As a side note, I kept wondering why Andrew had an Australian accent, though whether that is because Chin the actor or Andrew the character is Australian She Said cannot answer.  

In one particularly bad moment, Kantor and Twohey are walking down the New York City streets together. "It's like an ocean of wrongdoing," the former says. "Can you imagine all the Harvey Weinsteins out there?" she metaphorically asks. The line delivery is bad enough, but the dialogue here does not sound like actual speech. It sounds like speechmaking, which is worse.

She Said also has a strange plug for a parallel between Weinstein and former President Trump and O'Reilly. The film begins with what I think is an unnecessary section about Trump's own loutish behavior. I figure the filmmakers were aiming at how the powerful men always get away with it, but it seems a case of gilding the lily or grinding axes.

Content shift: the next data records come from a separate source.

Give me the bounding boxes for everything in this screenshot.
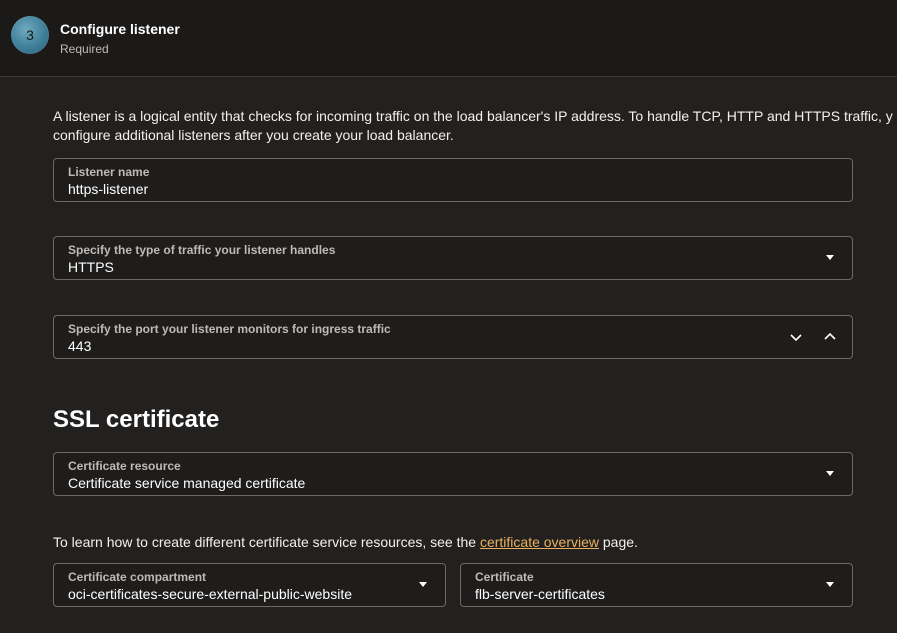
intro-line-2: configure additional listeners after you… — [53, 127, 454, 143]
certificate-select[interactable]: Certificate flb-server-certificates — [460, 563, 853, 607]
intro-line-1: A listener is a logical entity that chec… — [53, 108, 893, 124]
listener-name-value: https-listener — [68, 181, 149, 197]
certificate-compartment-select[interactable]: Certificate compartment oci-certificates… — [53, 563, 446, 607]
step-number: 3 — [26, 27, 34, 43]
port-increment-button[interactable] — [821, 328, 839, 346]
traffic-type-select[interactable]: Specify the type of traffic your listene… — [53, 236, 853, 280]
intro-text: A listener is a logical entity that chec… — [53, 107, 897, 145]
chevron-up-icon — [824, 332, 836, 340]
port-value: 443 — [68, 338, 92, 354]
step-title: Configure listener — [60, 21, 180, 37]
certificate-resource-value: Certificate service managed certificate — [68, 475, 306, 491]
chevron-down-icon — [419, 582, 427, 587]
chevron-down-icon — [826, 471, 834, 476]
certificate-compartment-value: oci-certificates-secure-external-public-… — [68, 586, 352, 602]
certificate-value: flb-server-certificates — [475, 586, 605, 602]
ssl-section-title: SSL certificate — [53, 406, 220, 433]
port-input[interactable]: Specify the port your listener monitors … — [53, 315, 853, 359]
certificate-overview-link[interactable]: certificate overview — [480, 534, 599, 550]
traffic-type-label: Specify the type of traffic your listene… — [68, 243, 336, 257]
listener-name-label: Listener name — [68, 165, 150, 179]
help-suffix: page. — [599, 534, 638, 550]
step-status: Required — [60, 42, 109, 56]
chevron-down-icon — [790, 334, 802, 342]
certificate-compartment-label: Certificate compartment — [68, 570, 207, 584]
certificate-resource-select[interactable]: Certificate resource Certificate service… — [53, 452, 853, 496]
port-decrement-button[interactable] — [787, 328, 805, 346]
step-number-badge: 3 — [11, 16, 49, 54]
traffic-type-value: HTTPS — [68, 259, 114, 275]
help-prefix: To learn how to create different certifi… — [53, 534, 480, 550]
certificate-label: Certificate — [475, 570, 534, 584]
listener-name-input[interactable]: Listener name https-listener — [53, 158, 853, 202]
port-label: Specify the port your listener monitors … — [68, 322, 391, 336]
step-header: 3 Configure listener Required — [0, 0, 897, 77]
chevron-down-icon — [826, 582, 834, 587]
chevron-down-icon — [826, 255, 834, 260]
certificate-resource-label: Certificate resource — [68, 459, 181, 473]
certificate-help-text: To learn how to create different certifi… — [53, 534, 638, 550]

Patricia Clarkson and Andre Braugher were underused as New York Times editors. Other smaller performances, such as Morton, Yeoh and Jennifer Ehle as another victim struggling with breast cancer, did stand out. It might have been better to have followed their stories versus Twohey and Kantor.

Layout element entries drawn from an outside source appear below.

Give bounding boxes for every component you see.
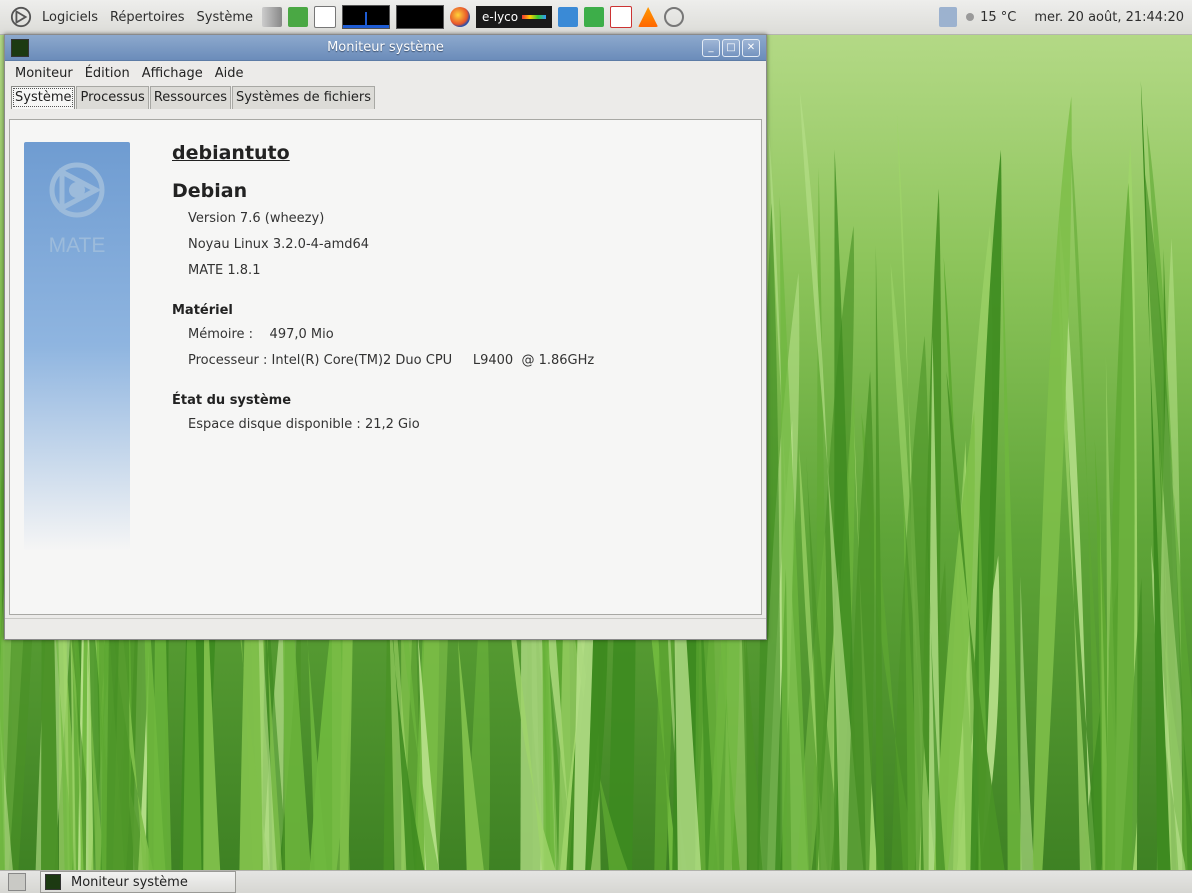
menu-logiciels[interactable]: Logiciels	[36, 10, 104, 25]
tab-ressources[interactable]: Ressources	[149, 86, 231, 109]
calc-icon[interactable]	[584, 7, 605, 27]
mate-logo-icon[interactable]	[10, 6, 32, 28]
desktop-version: MATE 1.8.1	[188, 263, 261, 278]
volume-icon[interactable]	[262, 7, 283, 27]
tab-bar: Système Processus Ressources Systèmes de…	[5, 85, 766, 109]
logout-icon[interactable]	[288, 7, 309, 27]
clock[interactable]: mer. 20 août, 21:44:20	[1034, 10, 1184, 25]
chart-icon[interactable]	[610, 6, 633, 28]
network-icon[interactable]	[664, 7, 685, 27]
cpu-monitor-applet[interactable]	[342, 5, 391, 29]
writer-icon[interactable]	[558, 7, 579, 27]
device-icon[interactable]	[314, 6, 337, 28]
maximize-button[interactable]: □	[722, 38, 740, 57]
tab-processus[interactable]: Processus	[76, 86, 149, 109]
vlc-icon[interactable]	[638, 7, 659, 27]
hostname: debiantuto	[172, 142, 290, 164]
mate-logo-text: MATE	[48, 234, 106, 257]
window-title: Moniteur système	[327, 40, 444, 55]
tab-systemes-de-fichiers[interactable]: Systèmes de fichiers	[231, 86, 376, 109]
menu-repertoires[interactable]: Répertoires	[104, 10, 191, 25]
menu-systeme[interactable]: Système	[191, 10, 259, 25]
bottom-panel: Moniteur système	[0, 870, 1192, 893]
system-monitor-window: Moniteur système _ □ ✕ Moniteur Édition …	[4, 34, 767, 640]
grass-blade	[1000, 172, 1023, 892]
memory-info: Mémoire : 497,0 Mio	[188, 327, 334, 342]
menu-edition[interactable]: Édition	[79, 66, 136, 81]
disk-space-info: Espace disque disponible : 21,2 Gio	[188, 417, 420, 432]
distro-name: Debian	[172, 180, 248, 202]
menu-affichage[interactable]: Affichage	[136, 66, 209, 81]
system-monitor-icon	[45, 874, 61, 890]
show-desktop-icon[interactable]	[8, 873, 26, 891]
top-panel: Logiciels Répertoires Système e-lyco 15 …	[0, 0, 1192, 35]
minimize-button[interactable]: _	[702, 38, 720, 57]
close-button[interactable]: ✕	[742, 38, 760, 57]
menu-aide[interactable]: Aide	[209, 66, 250, 81]
tab-systeme[interactable]: Système	[11, 86, 76, 109]
net-monitor-applet[interactable]	[396, 5, 445, 29]
distro-version: Version 7.6 (wheezy)	[188, 211, 325, 226]
title-bar[interactable]: Moniteur système _ □ ✕	[5, 35, 766, 61]
mate-logo-icon	[49, 162, 105, 218]
system-tab-panel: MATE debiantuto Debian Version 7.6 (whee…	[9, 119, 762, 615]
firefox-icon[interactable]	[450, 7, 471, 27]
taskbar-item-system-monitor[interactable]: Moniteur système	[40, 871, 236, 893]
status-bar	[5, 618, 766, 639]
hardware-heading: Matériel	[172, 303, 233, 318]
weather-temperature[interactable]: 15 °C	[980, 10, 1016, 25]
system-info: debiantuto Debian Version 7.6 (wheezy) N…	[172, 142, 594, 438]
menubar: Moniteur Édition Affichage Aide	[5, 61, 766, 85]
elyco-launcher[interactable]: e-lyco	[476, 6, 553, 28]
grass-blade	[875, 246, 885, 892]
elyco-label: e-lyco	[482, 10, 519, 24]
kernel-version: Noyau Linux 3.2.0-4-amd64	[188, 237, 370, 252]
clipboard-icon[interactable]	[939, 7, 958, 27]
taskbar-item-label: Moniteur système	[71, 874, 188, 890]
status-heading: État du système	[172, 393, 292, 408]
mate-side-banner: MATE	[24, 142, 130, 550]
weather-icon	[966, 13, 975, 21]
processor-info: Processeur : Intel(R) Core(TM)2 Duo CPU …	[188, 353, 595, 368]
grass-blade	[1032, 96, 1072, 892]
menu-moniteur[interactable]: Moniteur	[9, 66, 79, 81]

There is a coldness in She Said that weakens the good intentions. It squarely aims for a present-day All the President's Men or even Spotlight. I would argue that She Said borrows very heavily from the latter in terms of production and style. Sadly, it may have tried for its style, but it did not have its substance.

Perhaps She Said's failure comes from the fact that those who were not aware of the Weinstein story never get a great sense that they should care. Weinstein is almost a shadow, someone so powerful he could almost hire assassins to eliminate troublesome women. For those who are aware of the Weinstein story, they also know that the press, rather than being crusading speakers of truth as She Said presents, were just as enabling as those who worked for Weinstein all those years. It is hard to take seriously a film about Harvey Weinstein from an industry that not only went out of its way to cover up his actions but feted him. 

Some of us remember how often Harvey Weinstein was thanked at awards, down to Meryl Streep calling him "God". It may not strictly be a whitewashing of Hollywood and the Fifth Estate's role in enabling the abuse, but it is close.